Alles auf Sieg

25. Juli 2014

 

Es fängt ganz harmlos an: Ein bisschen Spielgeld, eine leicht zu bedienende Internetseite und jede Menge Möglichkeiten, auf Sportereignisse zu wetten. Wie schnell daraus eine zeitintensive Beschäftigung werden kann, zeigen die Erfahrungen unseres Redakteurs Alexander Kords.

 

biber ist schuld. Schuld daran, dass ich 20 Euro verloren habe. Und auch daran, dass ich für einige Tage süchtig war. Und das kam so: Auf der Rückseite des letzten Hefts klebt der Gutschein eines Sportwetten-Anbieters. Fünf Euro, so der Betrag, den ich auf den Ausgang von Spielen und Rennen setzen kann. Also schnell Wettkonto anlegen und loslegen.

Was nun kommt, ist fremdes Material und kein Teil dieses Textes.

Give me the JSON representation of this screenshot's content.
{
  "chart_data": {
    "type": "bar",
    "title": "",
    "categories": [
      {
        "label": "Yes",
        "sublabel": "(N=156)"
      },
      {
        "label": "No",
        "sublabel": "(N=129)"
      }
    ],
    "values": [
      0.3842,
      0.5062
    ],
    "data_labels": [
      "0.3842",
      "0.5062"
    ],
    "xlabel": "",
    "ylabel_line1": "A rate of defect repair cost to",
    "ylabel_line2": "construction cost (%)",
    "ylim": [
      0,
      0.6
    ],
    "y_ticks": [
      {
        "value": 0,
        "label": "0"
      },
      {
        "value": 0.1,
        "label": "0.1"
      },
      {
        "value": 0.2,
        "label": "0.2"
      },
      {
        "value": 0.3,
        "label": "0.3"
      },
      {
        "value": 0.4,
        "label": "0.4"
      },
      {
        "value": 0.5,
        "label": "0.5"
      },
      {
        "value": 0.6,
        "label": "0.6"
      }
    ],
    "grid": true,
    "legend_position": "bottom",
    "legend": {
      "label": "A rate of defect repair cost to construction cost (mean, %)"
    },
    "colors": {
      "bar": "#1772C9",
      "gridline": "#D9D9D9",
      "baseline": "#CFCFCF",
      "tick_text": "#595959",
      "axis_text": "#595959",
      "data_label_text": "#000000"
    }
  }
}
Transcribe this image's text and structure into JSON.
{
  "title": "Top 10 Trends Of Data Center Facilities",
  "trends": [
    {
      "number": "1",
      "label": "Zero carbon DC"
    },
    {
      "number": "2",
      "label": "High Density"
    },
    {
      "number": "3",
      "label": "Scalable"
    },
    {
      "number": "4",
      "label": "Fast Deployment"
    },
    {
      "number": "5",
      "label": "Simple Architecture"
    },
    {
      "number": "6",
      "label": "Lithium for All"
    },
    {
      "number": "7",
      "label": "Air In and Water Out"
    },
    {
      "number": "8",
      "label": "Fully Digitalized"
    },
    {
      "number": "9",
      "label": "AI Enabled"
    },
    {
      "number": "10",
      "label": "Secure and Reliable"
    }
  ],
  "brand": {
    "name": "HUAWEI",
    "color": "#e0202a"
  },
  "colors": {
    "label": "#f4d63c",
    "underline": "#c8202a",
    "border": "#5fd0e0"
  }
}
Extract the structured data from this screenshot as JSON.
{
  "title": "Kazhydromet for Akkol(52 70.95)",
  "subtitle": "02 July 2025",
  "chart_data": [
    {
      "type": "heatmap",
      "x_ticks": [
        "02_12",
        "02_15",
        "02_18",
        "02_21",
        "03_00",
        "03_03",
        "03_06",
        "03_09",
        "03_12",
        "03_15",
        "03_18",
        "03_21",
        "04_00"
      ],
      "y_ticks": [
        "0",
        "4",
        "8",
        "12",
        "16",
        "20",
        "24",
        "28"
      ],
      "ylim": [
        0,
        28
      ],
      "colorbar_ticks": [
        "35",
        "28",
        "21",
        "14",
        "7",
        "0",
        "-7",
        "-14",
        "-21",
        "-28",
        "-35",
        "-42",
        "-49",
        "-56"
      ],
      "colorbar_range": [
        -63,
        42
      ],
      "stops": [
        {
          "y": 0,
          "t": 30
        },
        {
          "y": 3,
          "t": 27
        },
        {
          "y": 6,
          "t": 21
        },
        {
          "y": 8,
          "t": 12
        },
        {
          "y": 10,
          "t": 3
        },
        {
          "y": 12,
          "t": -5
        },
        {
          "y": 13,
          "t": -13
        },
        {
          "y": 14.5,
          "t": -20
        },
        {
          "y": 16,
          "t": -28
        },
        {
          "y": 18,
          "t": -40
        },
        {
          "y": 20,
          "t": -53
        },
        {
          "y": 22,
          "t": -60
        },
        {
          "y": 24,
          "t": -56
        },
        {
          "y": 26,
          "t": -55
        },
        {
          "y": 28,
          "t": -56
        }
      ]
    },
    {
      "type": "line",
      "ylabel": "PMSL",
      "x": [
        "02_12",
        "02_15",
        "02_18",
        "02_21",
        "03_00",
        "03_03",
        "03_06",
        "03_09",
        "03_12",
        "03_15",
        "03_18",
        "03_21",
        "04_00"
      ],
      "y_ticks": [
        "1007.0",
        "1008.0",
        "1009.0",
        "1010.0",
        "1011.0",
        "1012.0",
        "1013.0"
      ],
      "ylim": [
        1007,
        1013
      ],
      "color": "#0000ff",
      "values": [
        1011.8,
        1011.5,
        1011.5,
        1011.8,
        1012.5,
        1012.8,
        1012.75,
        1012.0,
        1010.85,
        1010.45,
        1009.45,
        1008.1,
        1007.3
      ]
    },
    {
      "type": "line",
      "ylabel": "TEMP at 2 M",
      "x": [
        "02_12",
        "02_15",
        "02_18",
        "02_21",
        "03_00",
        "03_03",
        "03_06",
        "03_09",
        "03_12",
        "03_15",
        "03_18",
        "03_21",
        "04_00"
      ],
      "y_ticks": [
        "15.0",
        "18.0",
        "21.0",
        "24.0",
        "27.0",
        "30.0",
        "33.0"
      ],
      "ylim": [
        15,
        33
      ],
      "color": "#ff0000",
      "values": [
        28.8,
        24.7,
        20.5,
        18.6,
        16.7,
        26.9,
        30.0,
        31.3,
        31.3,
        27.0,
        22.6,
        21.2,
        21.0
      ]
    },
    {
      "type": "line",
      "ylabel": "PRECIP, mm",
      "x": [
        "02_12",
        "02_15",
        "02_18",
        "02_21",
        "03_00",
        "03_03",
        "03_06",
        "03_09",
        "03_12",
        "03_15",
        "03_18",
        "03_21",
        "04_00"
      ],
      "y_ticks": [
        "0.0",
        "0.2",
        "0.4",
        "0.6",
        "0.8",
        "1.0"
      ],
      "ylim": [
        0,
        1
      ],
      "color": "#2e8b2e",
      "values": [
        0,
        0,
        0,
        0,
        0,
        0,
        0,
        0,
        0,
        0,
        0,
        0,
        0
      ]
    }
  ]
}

Nur ein Mal zuvor, vor zehn Jahren, habe ich Geld auf Sport gesetzt. Damals musste ich den Wettschein schon Tage vor den Partien in der Trafik abgeben. Heute, zu Zeiten des allgegenwärtigen Internets, kann ich sogar während des Spiels meine Tipps platzieren. Und ich bin von den Möglichkeiten regelrecht überwältigt. Ich kann nicht nur auf Sieg, Niederlage oder Unentschieden setzen, sondern auch darauf, welches Team mehr Tore in der ersten Viertelstunde schießt. Oder darauf, welche Mannschaft als erste drei Eckbälle hat. Oder welche die meisten gelben Karten bekommt. Vor Spielbeginn kann ich sogar darauf wetten, welches Team den Anstoß durchführt. Aber in dem Fall kann ich genauso gut ins Casino gehen und beim Roulette alles auf Rot setzen. Nein, ich will das Geld durch Expertenwissen mehren.

 

Syrianska gegen Värnamo

Genauso vielfältig wie die Wettoptionen sind auch die Partien, aus denen ich wählen kann. Mir begegnen Teams und Ligen, von denen ich noch nie zuvor gehört habe. In der Liga Superettan (die zweite schwedische Liga, danke Google!) setze ich 2,50 Euro auf einen Sieg von Syrianska FC gegen IF Värnamo, mit der anderen Hälfte meines Gutschein-Guthabens unterstütze ich Inter Turku gegen MyPa Kouvola in der finnischen Veikkausliiga. Beide Wetten gewinne ich – und bin am Haken.

 

In den kommenden Tagen habe ich immer die Wettseite im Hintergrund offen, um die Spielverläufe verfolgen zu können. Selbst in der Mittagspause starre ich auf den Bildschirm und fixiere zwei durch einen Doppelpunkt getrennte Zahlen. Dann werde ich übermütig und setze mein gesamtes Guthaben auf ein einziges Spiel. Ich liege falsch und verliere meine Kohle. Doch ich habe längst nicht genug, ich will weitermachen. Ich zahle 20 Euro ein, wäre doch gelacht, wenn ich die nicht verdoppeln kann.

 

Fühlt sich so leicht an

Mittlerweile stehe ich sogar nachts auf, um zu schauen, wie ein Damen-Basketballspiel in den USA ausgegangen ist, auf das ich gesetzt habe. Und auch sonst erkenne ich eindeutige Zeichen einer Sucht an mir: Ich bin nervös, wenn ich nicht auf dem Laufenden bin, bin wütend, wenn „meine“ Mannschaft verliert, und euphorisch, wenn ich ein Ereignis richtig vorausgesagt habe. Es fühlt sich so leicht an, auf diese Weise Geld zu verdienen. Zumal ich mir klugerweise immer eine eiserne Reserve aufspare. Aber schon wieder bin ich mir zu sicher und setze einen Großteil meines Geldes, immerhin über 30 Euro, auf irgendein Spiel in Spanien. Als mein Team in Rückstand gerät, werde ich nervös und setze den Rest meines Guthabens auf den Gegner. Das Spiel endet 1:1, ich habe nichts mehr. Im Gegensatz zum biber-Herausgeber Simon Kravagna. Er hat als absolute Fußball-Null mit viel Glück seine Kohle verachtfacht. Jetzt kann er mir zumindest mehr Geld für diesen Text zahlen.